Nicholas Remy, het niet eens met veel theologen en demonologen, ondersteunde het idee dat zelfs als een vrouw zich verzette tegen de demon hij haar kon verkrachten, en schreef over een geval van een jonge tiener die “twee keer op dezelfde dag werd verkracht door een demon, hoewel ze zich verzette, en, omdat haar lichaam niet volwassen genoeg was om een man te ontvangen, stierf ze bijna door de pijnen”. Catherine Latonia bekende deze zaak aan hem in 1587. Of de bekentenis een voorwendsel was om de naam van de verkrachter niet te hoeven noemen of dat het meisje werkelijk dacht dat een demon haar verkracht had, zal onbekend blijven. Sylvester Prieras was het met Remy eens en steunde het idee dat demonen niet alleen gewone vrouwen konden verkrachten, maar ook nonnen.

In de Malleus Maleficarum werd vastgesteld dat seksuele relaties tussen demonen en mensen een essentieel geloof waren voor christenen. Maar de opstellers van de Malleus Maleficarum hielden ook rekening met de mogelijkheid dat demonen bij sommige vrouwen een schijnzwangerschap veroorzaakten door hun buik te vullen met lucht als gevolg van bepaalde kruiden die zij hen tijdens de sabbat lieten drinken; op het moment van de geboorte van het kind ontsnapte een grote hoeveelheid lucht uit de vagina van de vrouw. De schijnzwangerschap werd later verklaard door de geneeskunde.

Vele christelijke theologen (o.a. Martin Luther en Jean Bodin) geloofden dat demonen vrouwen konden bezwangeren, maar dat hun kinderen een kort leven zouden hebben en nergens goed voor zouden zijn; andere theologen (o.a.
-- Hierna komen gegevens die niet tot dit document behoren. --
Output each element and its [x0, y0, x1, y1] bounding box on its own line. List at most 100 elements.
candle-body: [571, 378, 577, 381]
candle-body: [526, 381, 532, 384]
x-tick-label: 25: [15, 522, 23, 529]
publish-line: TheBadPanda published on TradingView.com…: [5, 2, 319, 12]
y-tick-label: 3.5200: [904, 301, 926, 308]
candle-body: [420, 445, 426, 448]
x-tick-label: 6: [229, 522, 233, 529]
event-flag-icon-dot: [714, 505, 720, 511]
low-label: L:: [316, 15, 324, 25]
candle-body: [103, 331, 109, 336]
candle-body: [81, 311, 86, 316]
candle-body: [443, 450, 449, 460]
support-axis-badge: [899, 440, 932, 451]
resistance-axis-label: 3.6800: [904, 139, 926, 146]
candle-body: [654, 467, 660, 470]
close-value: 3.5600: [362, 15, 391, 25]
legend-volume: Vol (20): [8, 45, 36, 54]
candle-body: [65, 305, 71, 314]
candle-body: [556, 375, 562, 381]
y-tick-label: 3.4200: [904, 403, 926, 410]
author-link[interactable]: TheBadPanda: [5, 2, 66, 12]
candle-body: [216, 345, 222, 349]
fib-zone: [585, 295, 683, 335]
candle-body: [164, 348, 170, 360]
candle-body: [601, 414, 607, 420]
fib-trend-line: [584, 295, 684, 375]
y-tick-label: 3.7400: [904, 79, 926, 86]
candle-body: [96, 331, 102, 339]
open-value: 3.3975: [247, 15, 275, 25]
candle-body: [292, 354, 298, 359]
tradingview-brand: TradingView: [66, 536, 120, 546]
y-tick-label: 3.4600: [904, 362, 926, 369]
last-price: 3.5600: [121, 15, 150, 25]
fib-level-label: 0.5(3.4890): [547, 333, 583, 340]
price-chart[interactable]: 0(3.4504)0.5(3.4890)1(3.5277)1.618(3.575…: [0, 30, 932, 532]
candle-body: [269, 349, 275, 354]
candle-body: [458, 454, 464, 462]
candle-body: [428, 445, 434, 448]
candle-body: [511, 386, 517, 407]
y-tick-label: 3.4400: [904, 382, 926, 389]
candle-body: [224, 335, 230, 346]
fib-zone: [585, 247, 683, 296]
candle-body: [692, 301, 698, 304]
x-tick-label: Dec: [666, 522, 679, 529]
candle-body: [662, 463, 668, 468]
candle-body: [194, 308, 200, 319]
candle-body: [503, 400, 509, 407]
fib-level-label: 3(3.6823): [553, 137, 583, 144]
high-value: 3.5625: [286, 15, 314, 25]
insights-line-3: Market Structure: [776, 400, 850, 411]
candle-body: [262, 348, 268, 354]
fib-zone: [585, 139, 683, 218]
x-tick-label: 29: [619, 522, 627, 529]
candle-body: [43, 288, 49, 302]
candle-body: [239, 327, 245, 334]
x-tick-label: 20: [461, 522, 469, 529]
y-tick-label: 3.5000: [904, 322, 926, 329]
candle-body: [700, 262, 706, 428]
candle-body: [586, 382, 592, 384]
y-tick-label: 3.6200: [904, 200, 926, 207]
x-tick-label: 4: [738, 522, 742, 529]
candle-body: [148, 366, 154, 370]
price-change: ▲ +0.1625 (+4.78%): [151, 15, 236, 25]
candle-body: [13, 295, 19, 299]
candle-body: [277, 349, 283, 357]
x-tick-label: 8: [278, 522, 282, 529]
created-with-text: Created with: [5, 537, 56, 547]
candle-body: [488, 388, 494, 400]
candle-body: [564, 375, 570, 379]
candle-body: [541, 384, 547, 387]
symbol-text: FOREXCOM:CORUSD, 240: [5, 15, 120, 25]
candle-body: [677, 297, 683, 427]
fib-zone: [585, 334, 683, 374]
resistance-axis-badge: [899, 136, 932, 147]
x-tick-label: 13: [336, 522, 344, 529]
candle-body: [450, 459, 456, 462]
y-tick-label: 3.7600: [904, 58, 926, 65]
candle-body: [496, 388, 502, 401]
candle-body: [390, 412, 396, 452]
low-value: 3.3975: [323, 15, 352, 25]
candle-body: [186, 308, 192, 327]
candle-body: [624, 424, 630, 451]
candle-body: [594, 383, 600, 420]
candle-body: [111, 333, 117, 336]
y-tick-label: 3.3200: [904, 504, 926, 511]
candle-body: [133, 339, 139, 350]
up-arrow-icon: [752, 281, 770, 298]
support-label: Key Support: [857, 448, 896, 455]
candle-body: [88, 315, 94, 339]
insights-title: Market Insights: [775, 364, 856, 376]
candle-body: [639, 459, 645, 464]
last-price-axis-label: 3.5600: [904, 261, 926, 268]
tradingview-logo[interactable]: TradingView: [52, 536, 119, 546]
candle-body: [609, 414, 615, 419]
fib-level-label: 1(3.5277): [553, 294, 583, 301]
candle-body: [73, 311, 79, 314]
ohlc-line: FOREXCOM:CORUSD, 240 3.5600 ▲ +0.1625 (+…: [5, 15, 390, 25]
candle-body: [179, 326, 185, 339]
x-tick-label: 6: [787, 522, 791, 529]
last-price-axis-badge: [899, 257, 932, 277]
Francisco Valesio, alias Valesius, Tomaso Malvenda en Johann Cochlaeus) dachten dat deze kinderen belangrijke figuren konden zijn, zoals Attila, Martin Luther, Melusine of de Antichrist.

Augustinus van Hippo, Paus Innocentius VIII, Albertus Magnus, Thomas van Aquino, Petrus van Paluda, Martinus van Arles en Ludovico Maria Sinistrari geloofden dat demonen vrouwen konden bevruchten, maar Ulrich Molitor, Heinrich Kramer, Jacob Sprenger en Nicholas Remy waren het daar niet mee eens.

Volgens Remy waren seksuele relaties met demonen pijnlijk, terwijl veel personen die bekenden die relaties te hebben gehad, vertelden dat ze bevredigend waren.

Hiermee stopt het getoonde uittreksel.